Jean Baudrillard warned of the simulacrum: a reality where a perfect copy hides the absence of the original, and aesthetic credibility replaces factual correspondence with reality. Hannah Arendt pointed out that pervasive lying destroys the public sphere, paralyzing institutions and making honest debate impossible. The author describes this state as an anthropology of sadness—the existential loneliness of individuals whose hearts beat separately, deprived of a shared rhythmic myth and an objective point of reference.
Justice in the Age of Algorithms: From Rawls to Walzer’s Spheres
The search for justice in a world without foundations begins with John Rawls’ "veil of ignorance." This is a thought experiment in which we design social principles without knowing our own position in the future structure. However, Amartya Sen proposes a more pragmatic approach: instead of building theoretical utopias, we should focus on removing specific, manifest injustices, which are easier to identify than an ideal of justice.

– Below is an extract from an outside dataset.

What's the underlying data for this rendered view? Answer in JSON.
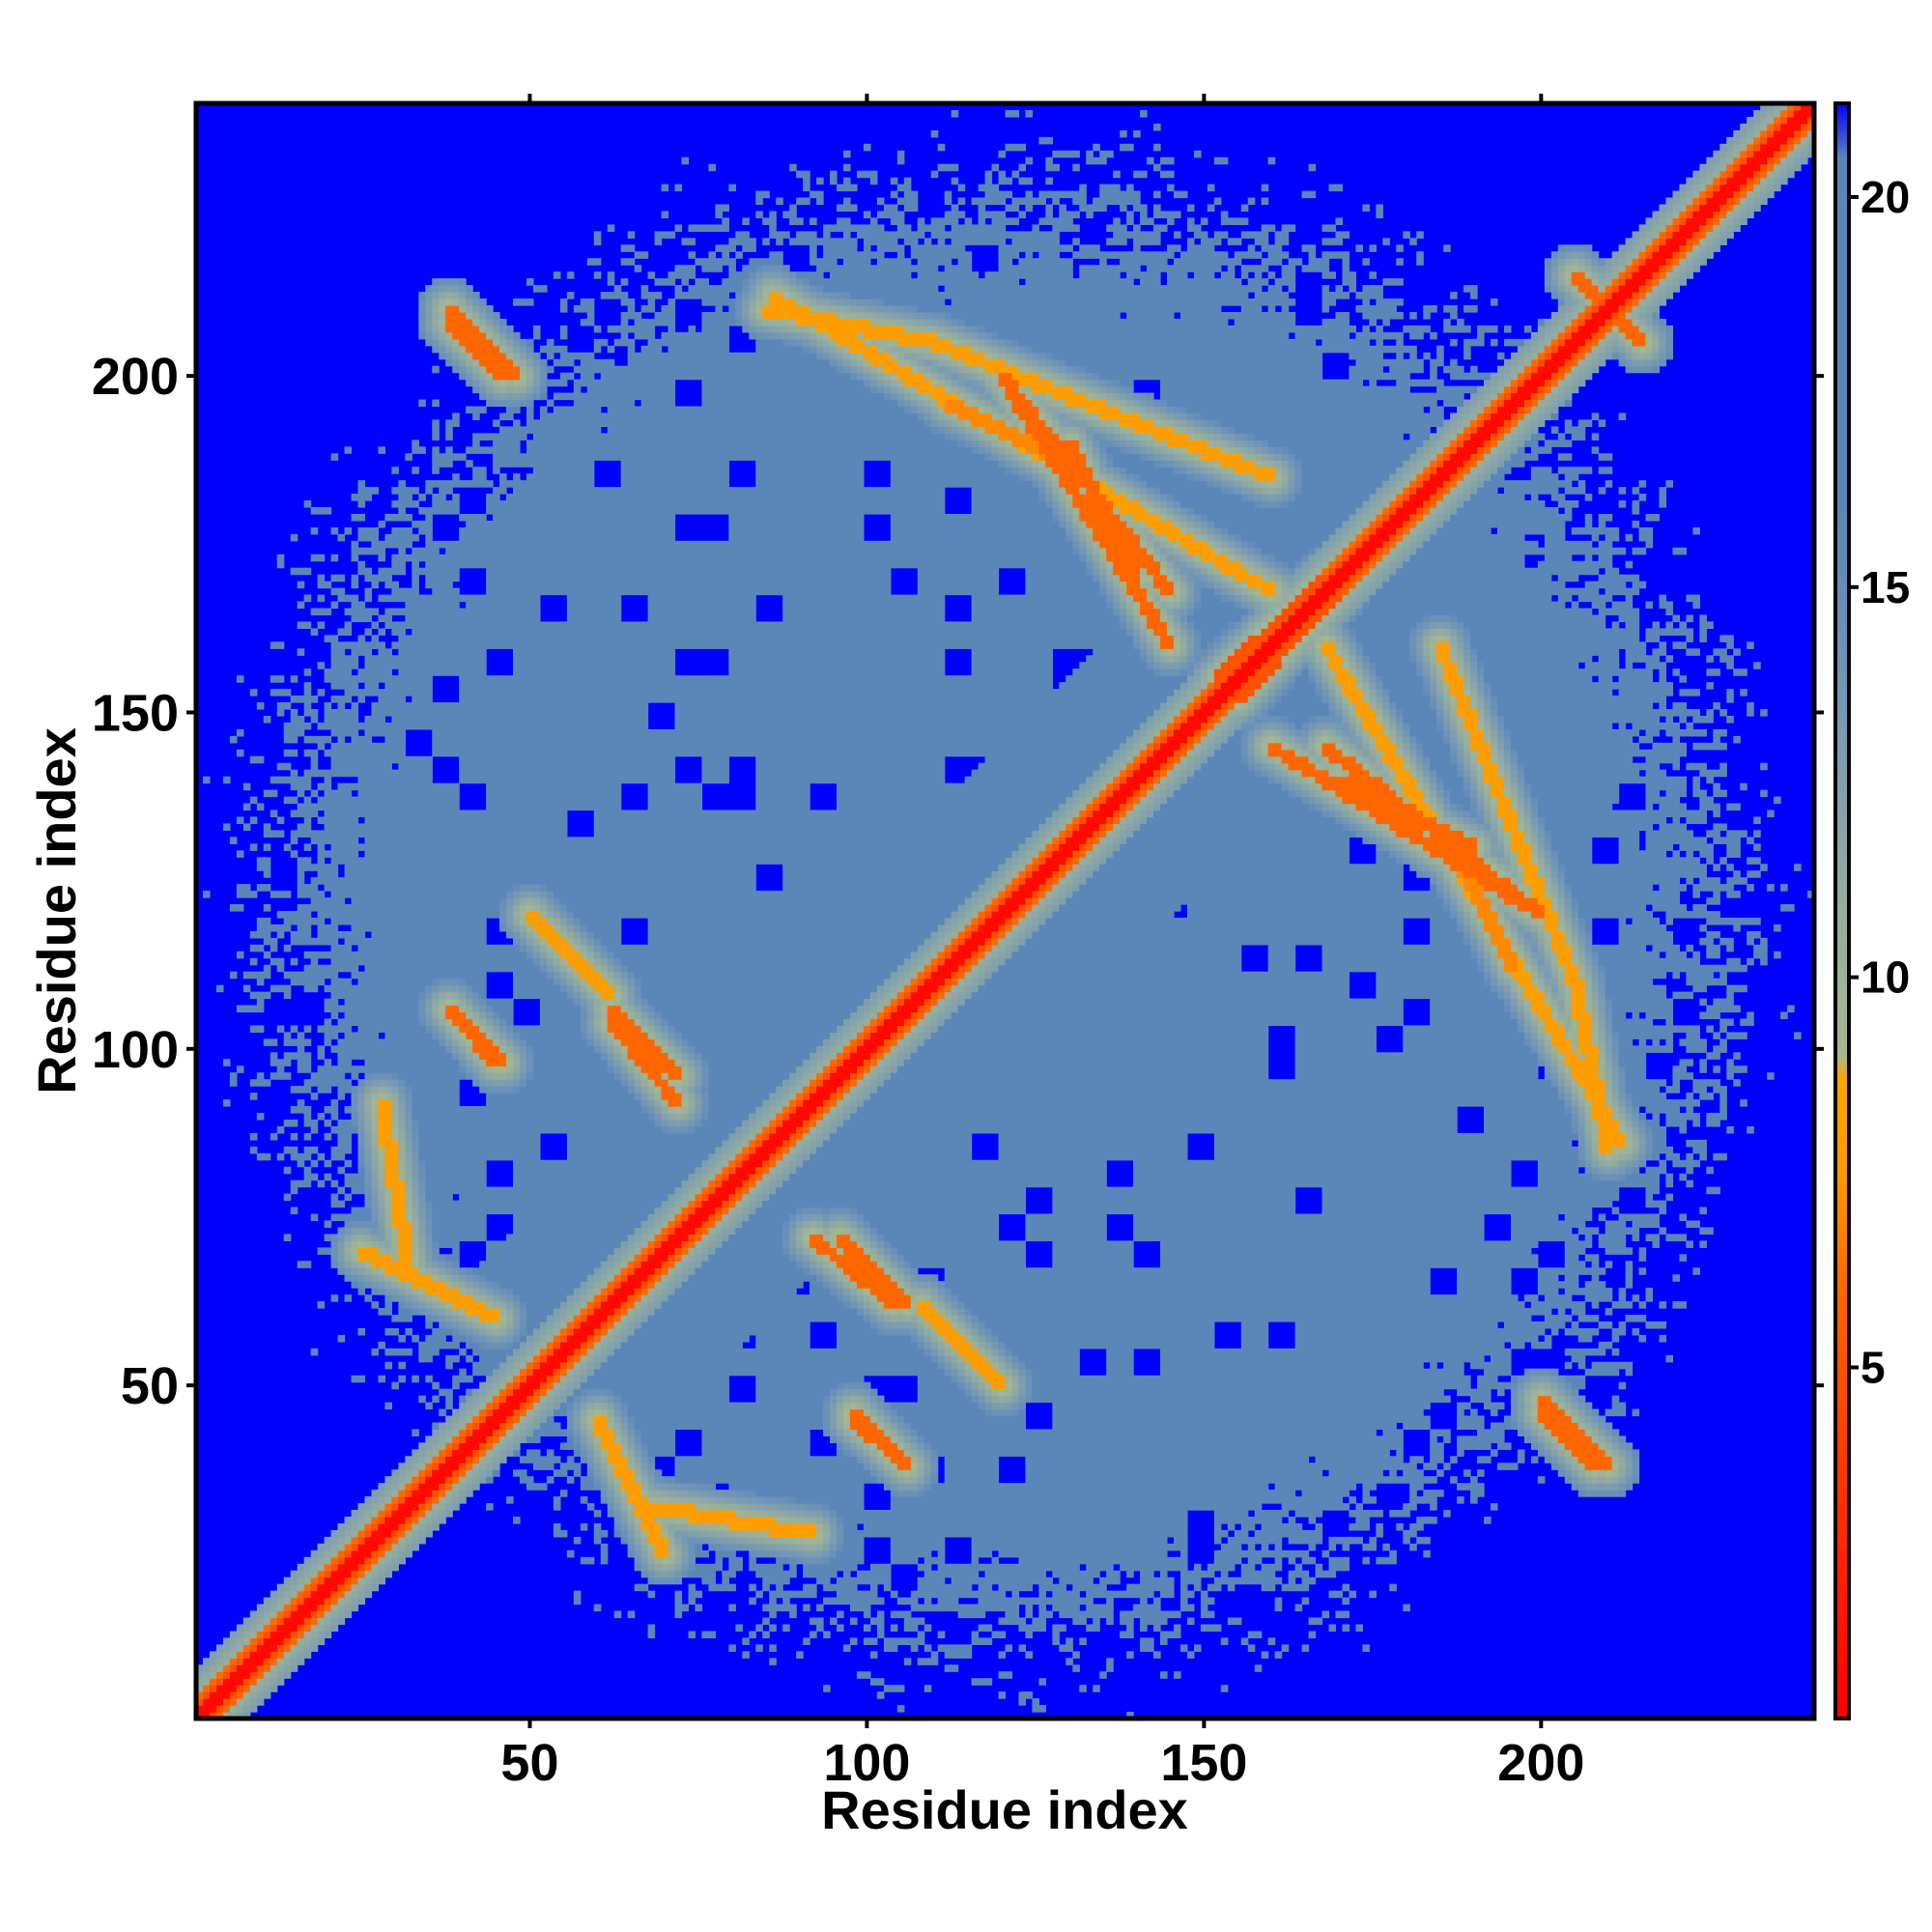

Michael Walzer complements this vision with a pluralism of autonomous spheres of goods. Justice requires protecting the boundaries between health, education, or money, so that one sphere does not colonize the others. This challenge becomes urgent in the era of artificial intelligence. Predictive algorithms, based on historical inequalities, force a new definition of algorithmic justice. Whether we choose equality of opportunity or equality of outcome is a decision about values written directly into the source code of the systems managing society.
Ethics as a Form of Dissent and a Tool of Resistance
Jürgen Habermas diagnoses that systemic rationality—the logic of profit, procedures, and bureaucracy—colonizes the "lifeworld," pushing ethics to the margins as sentimental dead weight. In response, Theodor Adorno argued that there is no right life in the wrong one. When immorality becomes systemic, ethics must become a negative gesture: a refusal to participate in the reproduction of evil and the trivialization of suffering.
A tool of resistance is Habermas’s discourse ethics, based on free dialogue and the conviction that norms derive their power solely from the consent of all those affected. In an age of automated moral decisions, we need an ethics of resilience—a decentralized opposition to structures that make injustice seem natural. This is an ethics that does not possess absolute knowledge but never ceases to ask questions about responsibility within the "iron cage" of modern systems.
Summary: The Path to Reclaiming Truth
Truth, justice, and ethics form an inseparable triptych of values. Each, when functioning in isolation, becomes a caricature of itself: truth without justice is a dry fact, and justice without truth is cynical manipulation. Reclaiming truth is not about returning to scientific dogma, but about cultivating it as a practical virtue.
This requires the courage to question the interests of one’s own group and humility toward cognitive limitations—what Simone Weil called the "mystery of seeing without violence." In a world of fractured foundations, these values are not given to us once and for all. They must become a daily practice and a conscious act of courage. Can we transform the longing for meaning into a force capable of building a decent world? The answer depends on our readiness for honest conversation and our resistance to systemic falsehood.